E ancora i ricordi dei tempi lontani mi si presentavano davanti
come fossero proiettati dalla pellicola di un film. Accarezzai il camino,
cercai di ricordare la posizione del mattone che dovevo spingere per aprire il
nascondiglio segreto e all’improvviso sentii sotto la mano il vacillare di un
mattone.

“Adesso mi crolla tutto addosso” – pensai quasi con tenerezza. Ma
non sentii nessun rumore e il camino rimaneva fermo come prima. Mossi il
mattone di più e lo tirai fuori con una facilità sorprendente. Nella luce
crepuscolare dell’inizio di un settembre caldo e un po’ umido vidi dentro
l’incavo coperto dalle lastre di ferro, il medaglione.

Lo misi in tasca e andai da Semion. Eravamo ancora nella cucina
minuscola di Semion a bere il tè. Nella mia mente era apparso il volto della
nonna Elisabetta. Da quando la ricordavo non portava mai nessun anello o una
catenella: aveva venduto tutto per mandare i viveri nella prigione al nonno.

Aprimmo il medaglione. Il bel volto con baffi e barba corta e
folta guardava attentamente dalla fotografia. Gli occhi erano di mio padre e lo
stesso sguardo vedo a momenti in mia figlia.

La vecchia casa tenendo per sé un segreto quasi per ottant’anni
aveva deciso di fare a me, ultima della famiglia Zubov, un regalo. Nel mio
studio ho la foto di mia nonna vestita come si vestivano le donne nel secolo
scorso attorniata da cinque bambini piccini.

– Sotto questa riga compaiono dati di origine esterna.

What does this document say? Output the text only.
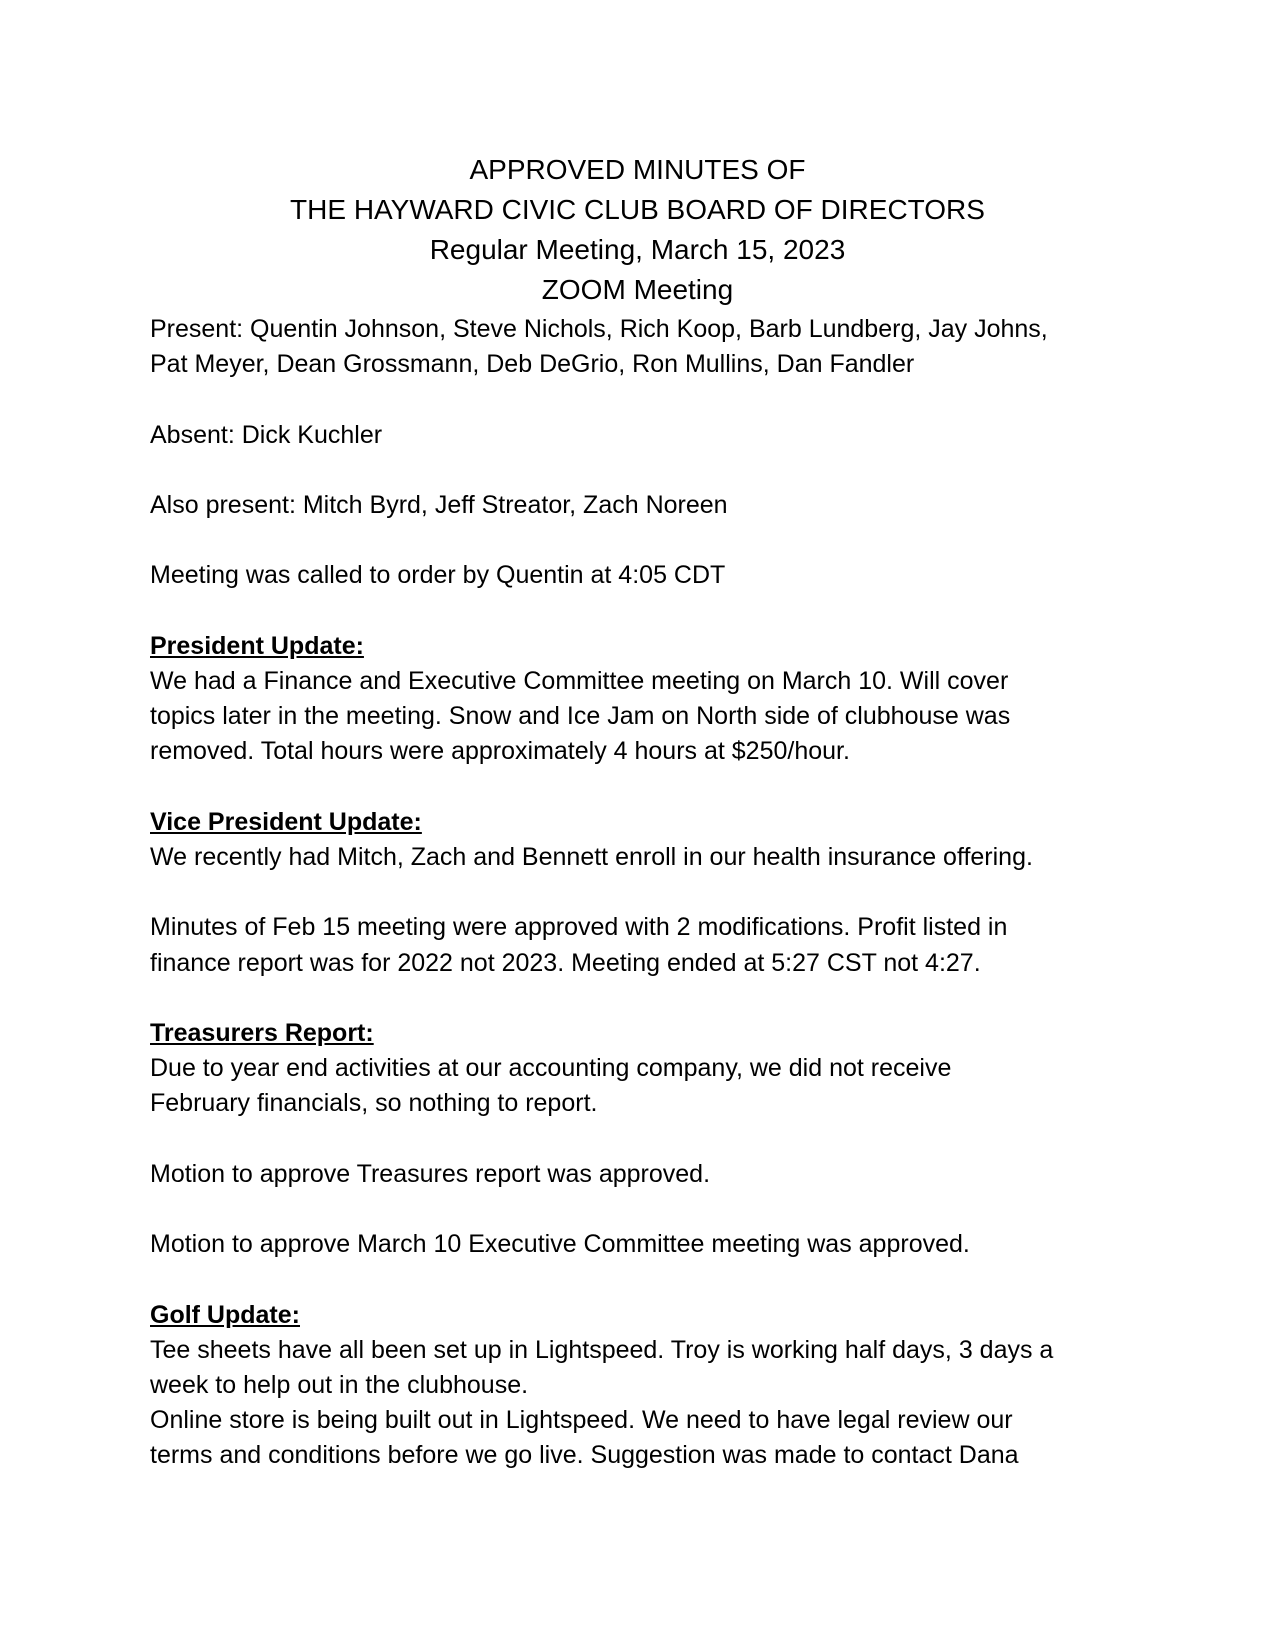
APPROVED MINUTES OF
THE HAYWARD CIVIC CLUB BOARD OF DIRECTORS
Regular Meeting, March 15, 2023
ZOOM Meeting
Present: Quentin Johnson, Steve Nichols, Rich Koop, Barb Lundberg, Jay Johns,
Pat Meyer, Dean Grossmann, Deb DeGrio, Ron Mullins, Dan Fandler
Absent: Dick Kuchler
Also present: Mitch Byrd, Jeff Streator, Zach Noreen
Meeting was called to order by Quentin at 4:05 CDT
President Update:
We had a Finance and Executive Committee meeting on March 10. Will cover
topics later in the meeting. Snow and Ice Jam on North side of clubhouse was
removed. Total hours were approximately 4 hours at $250/hour.
Vice President Update:
We recently had Mitch, Zach and Bennett enroll in our health insurance offering.
Minutes of Feb 15 meeting were approved with 2 modifications. Profit listed in
finance report was for 2022 not 2023. Meeting ended at 5:27 CST not 4:27.
Treasurers Report:
Due to year end activities at our accounting company, we did not receive
February financials, so nothing to report.
Motion to approve Treasures report was approved.
Motion to approve March 10 Executive Committee meeting was approved.
Golf Update:
Tee sheets have all been set up in Lightspeed. Troy is working half days, 3 days a
week to help out in the clubhouse.
Online store is being built out in Lightspeed. We need to have legal review our
terms and conditions before we go live. Suggestion was made to contact Dana
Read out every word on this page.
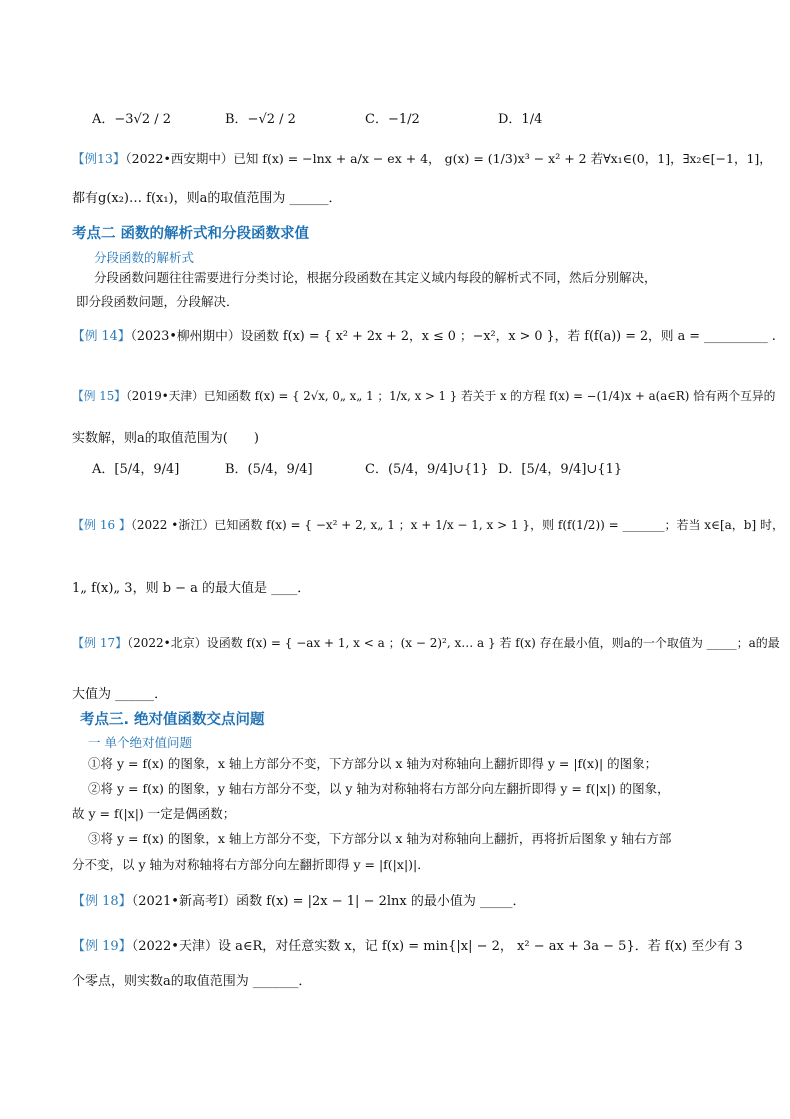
A．−3√2 / 2	B．−√2 / 2	C．−1/2	D．1/4
【例13】（2022•西安期中）已知 f(x) = −lnx + a/x − ex + 4， g(x) = (1/3)x³ − x² + 2 若∀x₁∈(0，1]，∃x₂∈[−1，1]，
都有g(x₂)… f(x₁)，则a的取值范围为 ______．
考点二 函数的解析式和分段函数求值
分段函数的解析式
分段函数问题往往需要进行分类讨论，根据分段函数在其定义域内每段的解析式不同，然后分别解决，
即分段函数问题，分段解决．
【例 14】（2023•柳州期中）设函数 f(x) = { x² + 2x + 2，x ≤ 0 ；−x²，x > 0 }，若 f(f(a)) = 2，则 a = __________ .
【例 15】（2019•天津）已知函数 f(x) = { 2√x, 0„ x„ 1 ；1/x, x > 1 } 若关于 x 的方程 f(x) = −(1/4)x + a(a∈R) 恰有两个互异的
实数解，则a的取值范围为(　　)
A．[5/4，9/4]	B．(5/4，9/4]	C．(5/4，9/4]∪{1} D．[5/4，9/4]∪{1}
【例 16 】（2022 •浙江）已知函数 f(x) = { −x² + 2, x„ 1 ；x + 1/x − 1, x > 1 }，则 f(f(1/2)) = _______；若当 x∈[a，b] 时，
1„ f(x)„ 3，则 b − a 的最大值是 ____．
【例 17】（2022•北京）设函数 f(x) = { −ax + 1, x < a ；(x − 2)², x… a } 若 f(x) 存在最小值，则a的一个取值为 _____；a的最
大值为 ______．
考点三. 绝对值函数交点问题
一 单个绝对值问题
①将 y = f(x) 的图象，x 轴上方部分不变，下方部分以 x 轴为对称轴向上翻折即得 y = |f(x)| 的图象；
②将 y = f(x) 的图象，y 轴右方部分不变，以 y 轴为对称轴将右方部分向左翻折即得 y = f(|x|) 的图象，
故 y = f(|x|) 一定是偶函数；
③将 y = f(x) 的图象，x 轴上方部分不变，下方部分以 x 轴为对称轴向上翻折，再将折后图象 y 轴右方部
分不变，以 y 轴为对称轴将右方部分向左翻折即得 y = |f(|x|)|．
【例 18】（2021•新高考Ⅰ）函数 f(x) = |2x − 1| − 2lnx 的最小值为 _____．
【例 19】（2022•天津）设 a∈R，对任意实数 x，记 f(x) = min{|x| − 2， x² − ax + 3a − 5}．若 f(x) 至少有 3
个零点，则实数a的取值范围为 _______．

Mio padre non era ancora nato.
Vicino ho messo il medaglione con il ritratto di mio nonno.

Passeranno a mia figlia e ai figli suoi, se Dio vuole, come dono e
ricordo del mio paese, della sua gente che non può essere sconfitta o annullata
nonostante tutte le sofferenze causate dalle rivoluzioni, le dittature e le
guerre che si sono susseguite e alle quali era predestinata per svegliare, in
ultima analisi, l’anima del popolo.

Dopo un lungo martirio il gigante dormiente si sveglierà e
rivelerà al mondo la sua intima natura d’amore.